Nutrition is the biological and physical process through which an organism uses food to sustain its existence. It entails absorption, assimilation, metabolism, biosynthesis and excretion. The nutritional content in food is categorized into five: vitamins, minerals, carbohydrates, proteins and fats. Each of these nutrients can be obtained from a variety of foods, although protein and fat are the most plentiful ones. In addition to vitamins and minerals, some foods contain a lot of carbohydrates and fibers while others contain a lot of unsaturated fats.

Plants, animals and humans all contain nutrients in different proportions. Plants, for example, are rich in carbohydrates but have poor protein and fat content because plant food lacks the essential amino acid lysine. On the other hand, animals have abundant protein and fat but lack vitamin E and the other essential minerals such as zinc. Humans have very little protein and fat but high amounts of carbohydrates and fiber.

Nutritional assessment is essential in order to control diet and prevent chronic diseases. According to World Health Organization (WHO), nearly 70 percent of the world’s population is deficient in most vital nutrients. Some of the major nutrition concerns include chronic diseases, which include diabetes, heart disease, osteoporosis, breast cancer, Parkinson’s disease, kidney disease, cancer, and Alzheimer’s disease; obesity, which is the accumulation of body fat resulting in a decreased quality of life; undernourishment, which result in the nutritional deficiencies that lead to chronic diseases; and mineral deficiencies, which are deficiencies of trace elements such as calcium, potassium, magnesium, and boron.

Carbohydrate nutrition refers to the use of foods for energy. It is broken down into three types: simple carbohydrates, complex carbohydrates and unsaturated fatty acids (SFA). Simple carbohydrates, which include table sugar, cakes, biscuits, pasta, and white bread, contain only two calories each and are generally not absorbed in the digestive system. Complex carbohydrates differ from simple carbohydrates in that they are metabolized slowly and result in longer-term storage of fat in the body. Unsaturated fatty acids present in nuts, seeds, and vegetables are also used in carbohydrate diets. However, research has shown that consuming foods with too much fat can be bad for long-term health.

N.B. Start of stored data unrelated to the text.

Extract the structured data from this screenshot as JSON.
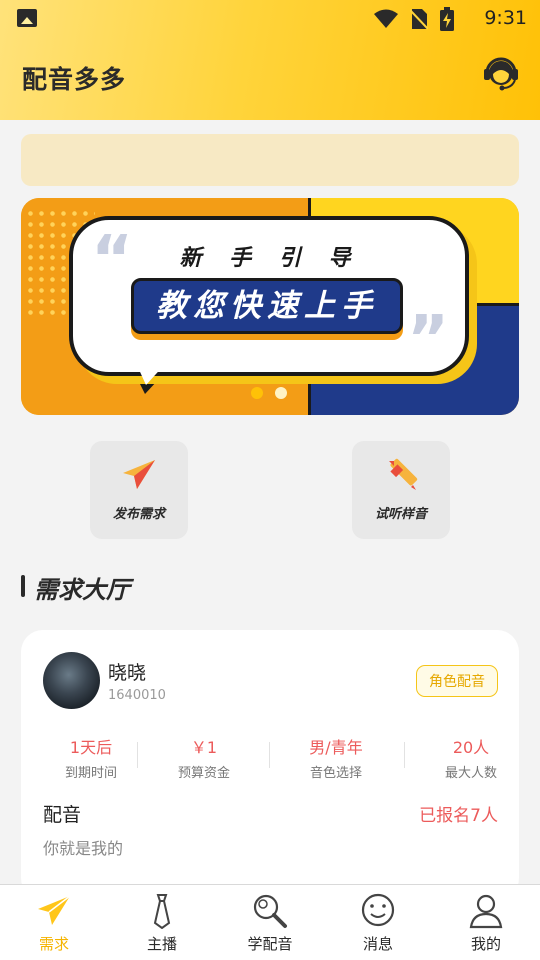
{
  "status_bar": {
    "time": "9:31"
  },
  "header": {
    "title": "配音多多",
    "service_icon": "headset-icon"
  },
  "banner": {
    "line1": "新 手 引 导",
    "line2": "教您快速上手",
    "quote_open": "“",
    "quote_close": "”",
    "colors": {
      "orange": "#f39d16",
      "yellow": "#ffd51f",
      "navy": "#1f3a8a"
    }
  },
  "quick_actions": [
    {
      "label": "发布需求",
      "icon": "paper-plane-icon"
    },
    {
      "label": "试听样音",
      "icon": "pencil-icon"
    }
  ],
  "section": {
    "title": "需求大厅"
  },
  "demand_card": {
    "user_name": "晓晓",
    "user_id": "1640010",
    "tag": "角色配音",
    "stats": [
      {
        "value": "1天后",
        "label": "到期时间"
      },
      {
        "value": "￥1",
        "label": "预算资金"
      },
      {
        "value": "男/青年",
        "label": "音色选择"
      },
      {
        "value": "20人",
        "label": "最大人数"
      }
    ],
    "title": "配音",
    "signup": "已报名7人",
    "description": "你就是我的"
  },
  "tabbar": {
    "active_color": "#f5b400",
    "items": [
      {
        "label": "需求",
        "icon": "paper-plane-icon",
        "active": true
      },
      {
        "label": "主播",
        "icon": "tie-icon",
        "active": false
      },
      {
        "label": "学配音",
        "icon": "magnifier-icon",
        "active": false
      },
      {
        "label": "消息",
        "icon": "smile-chat-icon",
        "active": false
      },
      {
        "label": "我的",
        "icon": "user-icon",
        "active": false
      }
    ]
  }
}
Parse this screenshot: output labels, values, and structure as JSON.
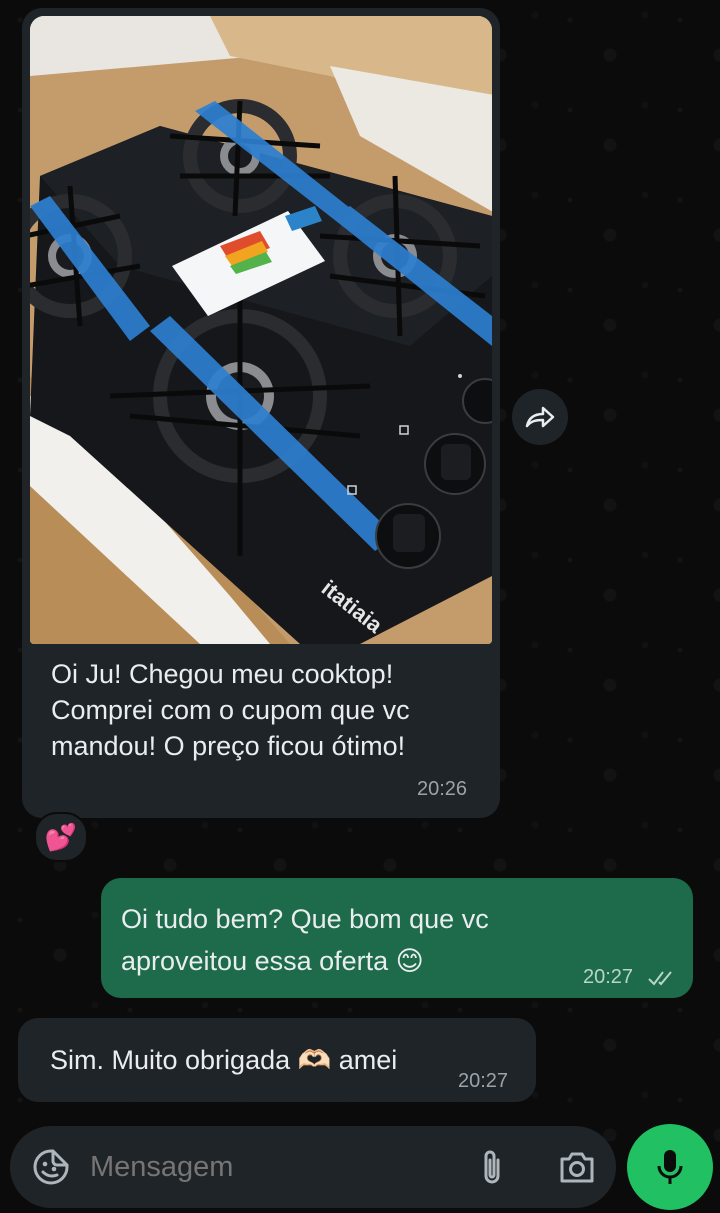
{
  "messages": {
    "incoming_media": {
      "text": "Oi Ju!  Chegou meu cooktop!\nComprei com o cupom que vc\nmandou! O preço ficou ótimo!",
      "time": "20:26",
      "photo_brand": "itatiaia",
      "reaction": "💕"
    },
    "outgoing": {
      "text": "Oi tudo bem? Que bom que vc\naproveitou essa oferta 😊",
      "time": "20:27",
      "status": "read"
    },
    "incoming_small": {
      "text": "Sim. Muito obrigada 🫶🏻 amei",
      "time": "20:27"
    }
  },
  "composer": {
    "placeholder": "Mensagem",
    "icons": [
      "sticker-icon",
      "attach-icon",
      "camera-icon",
      "mic-icon"
    ]
  },
  "colors": {
    "background": "#0b0b0b",
    "incoming_bubble": "#1f2429",
    "outgoing_bubble": "#1d6b4a",
    "mic_button": "#21c063"
  }
}
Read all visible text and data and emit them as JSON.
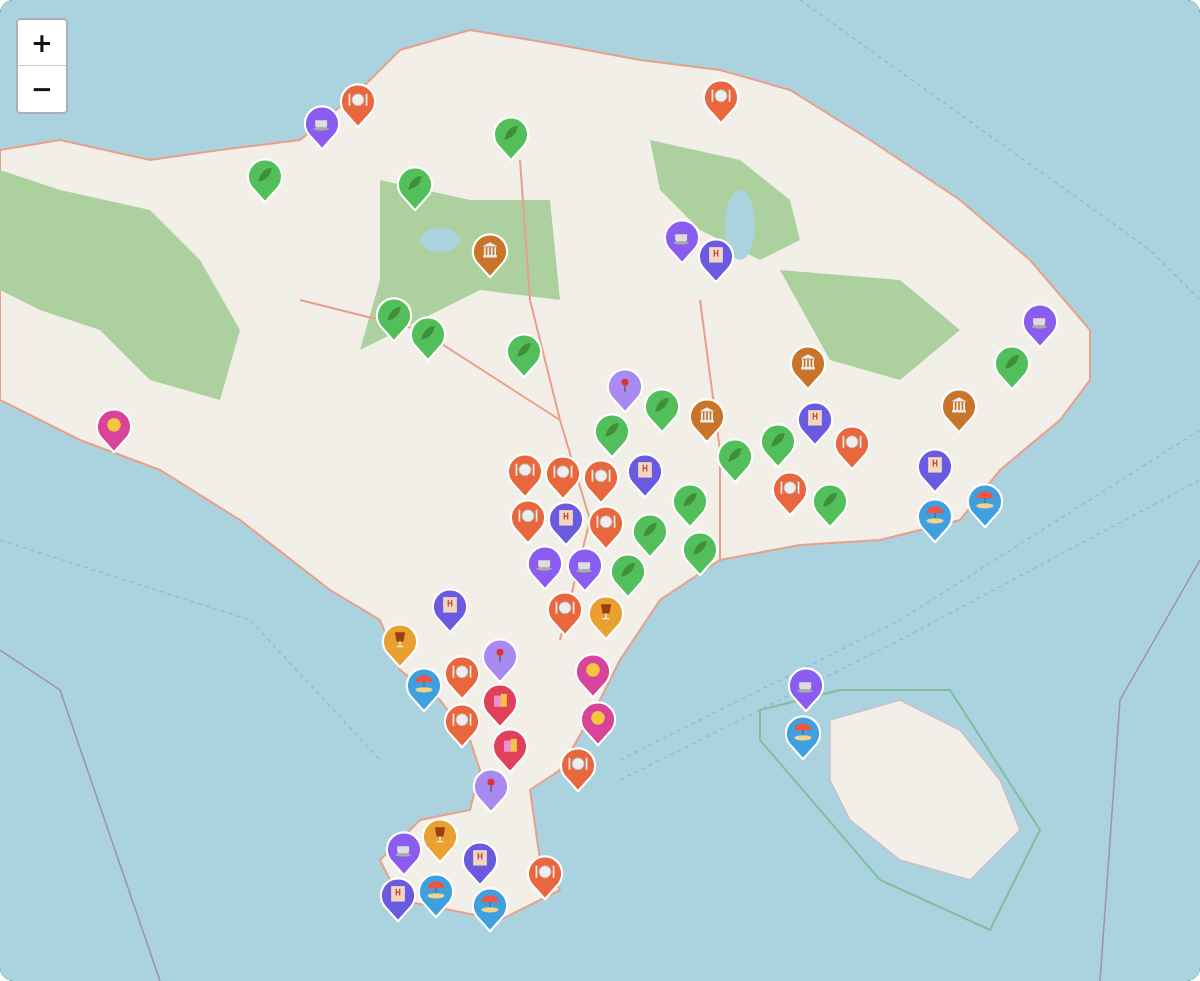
{
  "zoom_controls": {
    "zoom_in": "+",
    "zoom_out": "−"
  },
  "pins": [
    {
      "kind": "food",
      "color": "#e8673c"
    },
    {
      "kind": "cafe",
      "color": "#8b5cf0"
    },
    {
      "kind": "nature",
      "color": "#52bf5a"
    },
    {
      "kind": "nature",
      "color": "#52bf5a"
    },
    {
      "kind": "nature",
      "color": "#52bf5a"
    },
    {
      "kind": "food",
      "color": "#e8673c"
    },
    {
      "kind": "temple",
      "color": "#c8752a"
    },
    {
      "kind": "cafe",
      "color": "#8b5cf0"
    },
    {
      "kind": "hotel",
      "color": "#6a5ae0"
    },
    {
      "kind": "nature",
      "color": "#52bf5a"
    },
    {
      "kind": "nature",
      "color": "#52bf5a"
    },
    {
      "kind": "nature",
      "color": "#52bf5a"
    },
    {
      "kind": "temple",
      "color": "#c8752a"
    },
    {
      "kind": "cafe",
      "color": "#8b5cf0"
    },
    {
      "kind": "nature",
      "color": "#52bf5a"
    },
    {
      "kind": "temple",
      "color": "#c8752a"
    },
    {
      "kind": "spa",
      "color": "#d9449a"
    },
    {
      "kind": "place",
      "color": "#a98af0"
    },
    {
      "kind": "nature",
      "color": "#52bf5a"
    },
    {
      "kind": "nature",
      "color": "#52bf5a"
    },
    {
      "kind": "temple",
      "color": "#c8752a"
    },
    {
      "kind": "nature",
      "color": "#52bf5a"
    },
    {
      "kind": "hotel",
      "color": "#6a5ae0"
    },
    {
      "kind": "food",
      "color": "#e8673c"
    },
    {
      "kind": "nature",
      "color": "#52bf5a"
    },
    {
      "kind": "food",
      "color": "#e8673c"
    },
    {
      "kind": "nature",
      "color": "#52bf5a"
    },
    {
      "kind": "hotel",
      "color": "#6a5ae0"
    },
    {
      "kind": "beach",
      "color": "#3fa0e0"
    },
    {
      "kind": "beach",
      "color": "#3fa0e0"
    },
    {
      "kind": "food",
      "color": "#e8673c"
    },
    {
      "kind": "food",
      "color": "#e8673c"
    },
    {
      "kind": "food",
      "color": "#e8673c"
    },
    {
      "kind": "hotel",
      "color": "#6a5ae0"
    },
    {
      "kind": "nature",
      "color": "#52bf5a"
    },
    {
      "kind": "nature",
      "color": "#52bf5a"
    },
    {
      "kind": "nature",
      "color": "#52bf5a"
    },
    {
      "kind": "food",
      "color": "#e8673c"
    },
    {
      "kind": "hotel",
      "color": "#6a5ae0"
    },
    {
      "kind": "food",
      "color": "#e8673c"
    },
    {
      "kind": "cafe",
      "color": "#8b5cf0"
    },
    {
      "kind": "cafe",
      "color": "#8b5cf0"
    },
    {
      "kind": "food",
      "color": "#e8673c"
    },
    {
      "kind": "nature",
      "color": "#52bf5a"
    },
    {
      "kind": "bar",
      "color": "#eaa030"
    },
    {
      "kind": "hotel",
      "color": "#6a5ae0"
    },
    {
      "kind": "bar",
      "color": "#eaa030"
    },
    {
      "kind": "beach",
      "color": "#3fa0e0"
    },
    {
      "kind": "food",
      "color": "#e8673c"
    },
    {
      "kind": "place",
      "color": "#a98af0"
    },
    {
      "kind": "shop",
      "color": "#e0405a"
    },
    {
      "kind": "food",
      "color": "#e8673c"
    },
    {
      "kind": "shop",
      "color": "#e0405a"
    },
    {
      "kind": "spa",
      "color": "#d9449a"
    },
    {
      "kind": "spa",
      "color": "#d9449a"
    },
    {
      "kind": "food",
      "color": "#e8673c"
    },
    {
      "kind": "place",
      "color": "#a98af0"
    },
    {
      "kind": "cafe",
      "color": "#8b5cf0"
    },
    {
      "kind": "beach",
      "color": "#3fa0e0"
    },
    {
      "kind": "bar",
      "color": "#eaa030"
    },
    {
      "kind": "cafe",
      "color": "#8b5cf0"
    },
    {
      "kind": "hotel",
      "color": "#6a5ae0"
    },
    {
      "kind": "beach",
      "color": "#3fa0e0"
    },
    {
      "kind": "hotel",
      "color": "#6a5ae0"
    },
    {
      "kind": "beach",
      "color": "#3fa0e0"
    },
    {
      "kind": "food",
      "color": "#e8673c"
    }
  ]
}
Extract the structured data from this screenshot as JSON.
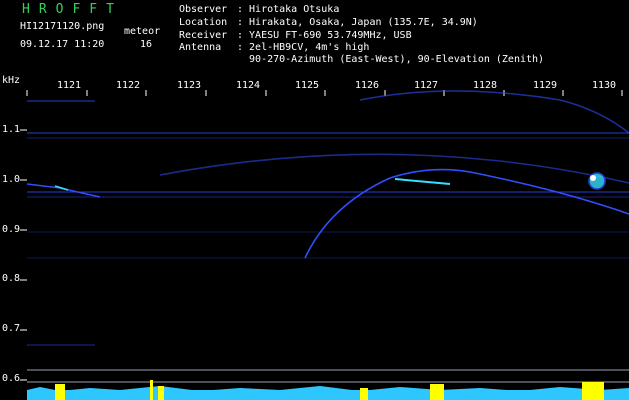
{
  "header": {
    "logo": "HROFFT",
    "filename": "HI12171120.png",
    "datetime": "09.12.17 11:20",
    "meteor_label": "meteor",
    "meteor_count": "16"
  },
  "info": [
    {
      "key": "Observer",
      "value": ": Hirotaka Otsuka"
    },
    {
      "key": "Location",
      "value": ": Hirakata, Osaka, Japan (135.7E, 34.9N)"
    },
    {
      "key": "Receiver",
      "value": ": YAESU FT-690 53.749MHz, USB"
    },
    {
      "key": "Antenna",
      "value": ": 2el-HB9CV, 4m's high"
    },
    {
      "key": "",
      "value": "  90-270-Azimuth (East-West), 90-Elevation (Zenith)"
    }
  ],
  "axis": {
    "unit": "kHz",
    "minutes": [
      "1121",
      "1122",
      "1123",
      "1124",
      "1125",
      "1126",
      "1127",
      "1128",
      "1129",
      "1130"
    ],
    "freq_labels": [
      "1.1",
      "1.0",
      "0.9",
      "0.8",
      "0.7",
      "0.6"
    ]
  },
  "colors": {
    "background": "#000000",
    "logo": "#34d15a",
    "text": "#ffffff",
    "trace": "#2f4fff",
    "trace_hot": "#37e0ff",
    "baseline": "#2ec6ff",
    "peak": "#ffff00"
  }
}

Body mass index, or BMI, is a common measure of nutritional status. Using this index, people are classified into different categories. People with high BMIs usually have low nutrient intake and are at risk for several diseases. Research has shown that those with higher body mass index are more likely to develop type 2 diabetes and cardiovascular diseases.

A good nutrition regime starts with a good understanding of nutrition and what each food contributes to good nutrition. Each food type, whether it be carbohydrate fat, protein or vegetable, has its own contribution to nutrition and should be eaten in balanced proportions. Carbohydrates are found in foods such as bread, pasta, rice, cereals and beans; fats come in foods such as butter, margarine, ice cream and oil; protein comes in products like milk, eggs and meat; and vegetables are found in fruits, vegetables and whole grain products. All foods have their own benefits and pitfalls, and you should understand how each can impact your health. By eating a well balanced diet, you will find that you feel satisfied for longer periods of time and gain the necessary energy to exercise and build muscle.

Low levels of calcium, magnesium, potassium, vitamin B12, iron and zinc are typical results of nutritional deficiencies. The good news is that deficiency symptoms usually correct themselves after a few months. However, in some cases, if left untreated for an extended period of time, nutritional deficiency can lead to other health complications, such as bone disease, kidney stones and cancer. An iodine deficiency is a common problem for pregnant women and can lead to depression and/or low levels of mood in children.

When it comes to carbohydrates, one of the easiest ways to gain insight into your nutrition is to analyze your favorite foods. If you eat many “white” carbohydrates (breads, rice, pasta) you need to make sure that you consume enough “whole grain” carbohydrates in order to balance out your carbohydrate intake. Consuming too few or too much of these types of carbohydrates can lead to fatigue, bloating, mood swings, weak bones, slow metabolism and weight gain. Another example would be to avoid foods that contain trans-fats. This would include cookies, candy bars, spreads, ready-to-eat meals and any processed or prepackaged foods.